IDU, I understand your concerns.

Can I share with you my thoughts on 50/50? Right after separation, the idea of my children not living with me even part of the time was horrifying and shocking. It was a huge leap for me to come to terms with them spending one night a week with H, and spending time at his apartment that I hadn't seen. It took me a lot of time to sort out "what's best for my kids" in my mind.

At this point, I believe that it's best for my children to spend up to 50% of time with their dad (though for me to accept 50/50 he would have to cut back on some of his work and leisure activities). However, I do have a lot of trouble with the idea of my children having "two homes". I know that this is sold as "two is better than one". But to me two homes equals no homes. I don't want to cheat my children out of time with their dad, but living between two homes is disruptive for them and they are the ones who pay the huge price for divorce.

What really helped me was that STBXH allowed me to gradually get used to the kids spending more time apart from me, and for longer stretches of time. Keep in mind that I was very much the primary caregiver and my kids are not in school or daycare. It took months for me to accept the reality of coparenting and to realize that I could accept up to 50% custody with STBXH.

Also, we had an agreement that any temporary custody arrangement would not be precedent-setting and would be subject to review every month. That allowed me to stretch my comfort zone as an experiment rather than feeling like I was agreeing to "forever".

To be honest, STBXH really cleaned up his parenting act once we separated. He realized that it wasn't going to fly to not have it together while he had custody of the kids and I wasn't there for backup. So my kids actually benefited from better parenting from the WAS after separation. He's not stupid and I'm sure he was warned to be impeccable in his parenting after the separation to avoid issues.

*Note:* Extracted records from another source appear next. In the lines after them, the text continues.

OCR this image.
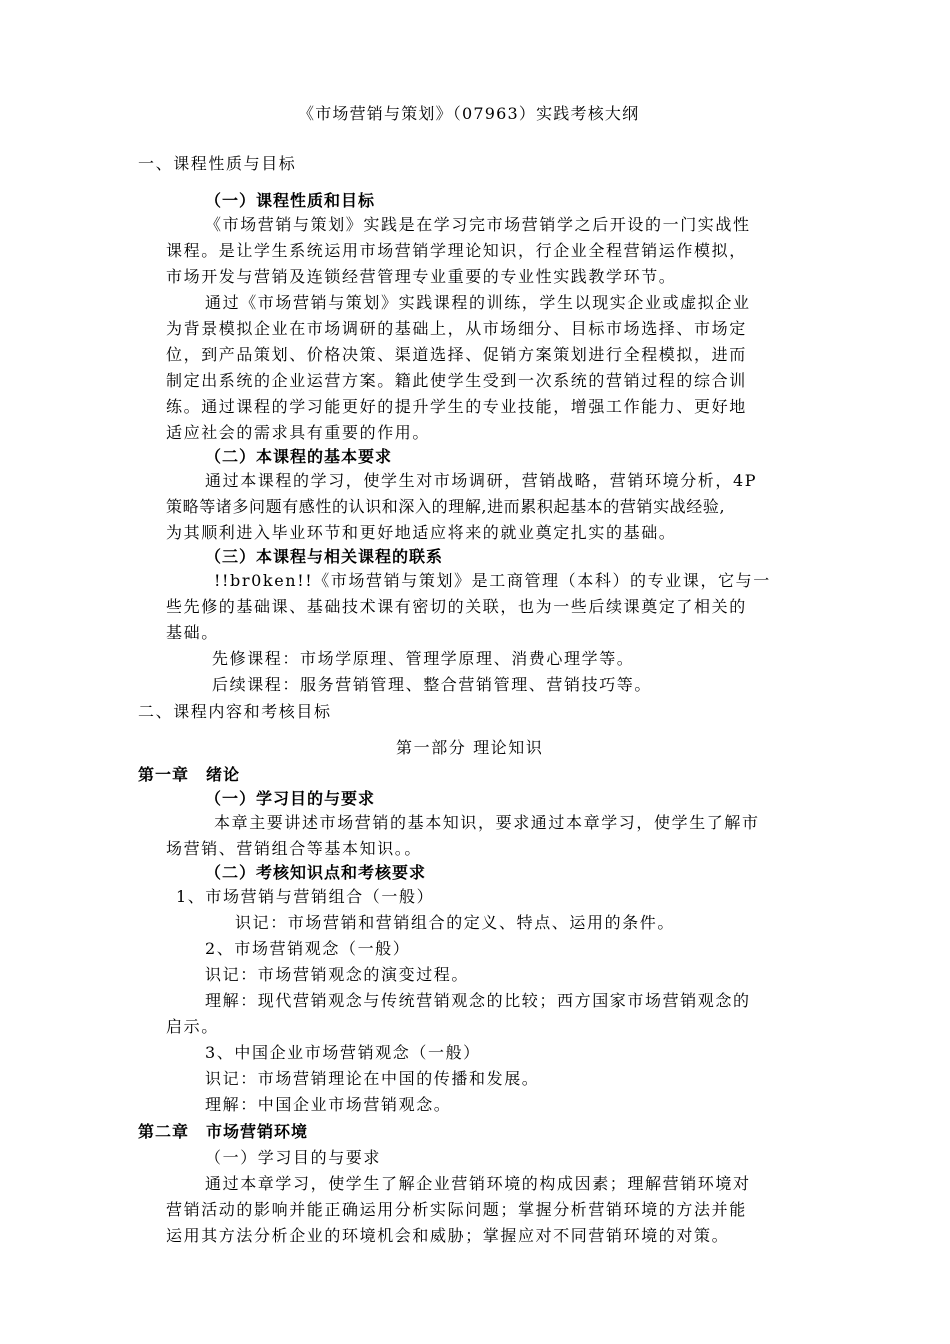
《市场营销与策划》（07963）实践考核大纲
一、课程性质与目标
（一）课程性质和目标
《市场营销与策划》实践是在学习完市场营销学之后开设的一门实战性
课程。是让学生系统运用市场营销学理论知识，行企业全程营销运作模拟，
市场开发与营销及连锁经营管理专业重要的专业性实践教学环节。
通过《市场营销与策划》实践课程的训练，学生以现实企业或虚拟企业
为背景模拟企业在市场调研的基础上，从市场细分、目标市场选择、市场定
位，到产品策划、价格决策、渠道选择、促销方案策划进行全程模拟，进而
制定出系统的企业运营方案。籍此使学生受到一次系统的营销过程的综合训
练。通过课程的学习能更好的提升学生的专业技能，增强工作能力、更好地
适应社会的需求具有重要的作用。
（二）本课程的基本要求
通过本课程的学习，使学生对市场调研，营销战略，营销环境分析，4P
策略等诸多问题有感性的认识和深入的理解,进而累积起基本的营销实战经验,
为其顺利进入毕业环节和更好地适应将来的就业奠定扎实的基础。
（三）本课程与相关课程的联系
!!br0ken!!《市场营销与策划》是工商管理（本科）的专业课，它与一
些先修的基础课、基础技术课有密切的关联，也为一些后续课奠定了相关的
基础。
先修课程：市场学原理、管理学原理、消费心理学等。
后续课程：服务营销管理、整合营销管理、营销技巧等。
二、课程内容和考核目标
第一部分 理论知识
第一章　绪论
（一）学习目的与要求
本章主要讲述市场营销的基本知识，要求通过本章学习，使学生了解市
场营销、营销组合等基本知识。。
（二）考核知识点和考核要求
1、市场营销与营销组合（一般）
识记：市场营销和营销组合的定义、特点、运用的条件。
2、市场营销观念（一般）
识记：市场营销观念的演变过程。
理解：现代营销观念与传统营销观念的比较；西方国家市场营销观念的
启示。
3、中国企业市场营销观念（一般）
识记：市场营销理论在中国的传播和发展。
理解：中国企业市场营销观念。
第二章　市场营销环境
（一）学习目的与要求
通过本章学习，使学生了解企业营销环境的构成因素；理解营销环境对
营销活动的影响并能正确运用分析实际问题；掌握分析营销环境的方法并能
运用其方法分析企业的环境机会和威胁；掌握应对不同营销环境的对策。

I'm not saying that any of this is a guide to what you should do. I'm just saying that your W has likely not come to terms with reality here and you guys haven't even separated. It will likely involve a process on her part.

You should look at the outcome that you want a year from now and develop a strategy for how to get there. Try to understand what your W is going through -- not because she deserves your empathy, but because using some psychology will work in your favour. I believe that I and STBXH both did that, and it has worked well so far. We didn't want to waste money on lawyers and we wanted a good coparenting relationship. We've both had to manage our emotions and reactions in order to establish a basis for working together. We are gradually moving towards a friendly collaborative relationship.

hugs!


me: 42 | STBXH: 41 | T: 18 | M: 10 | separation: Jan 3, 2010 | they deserve better: S7 & D4
current thread: http://tinyurl.com/3y8sxcp
.: first breathe, then heal, then start LIVING :.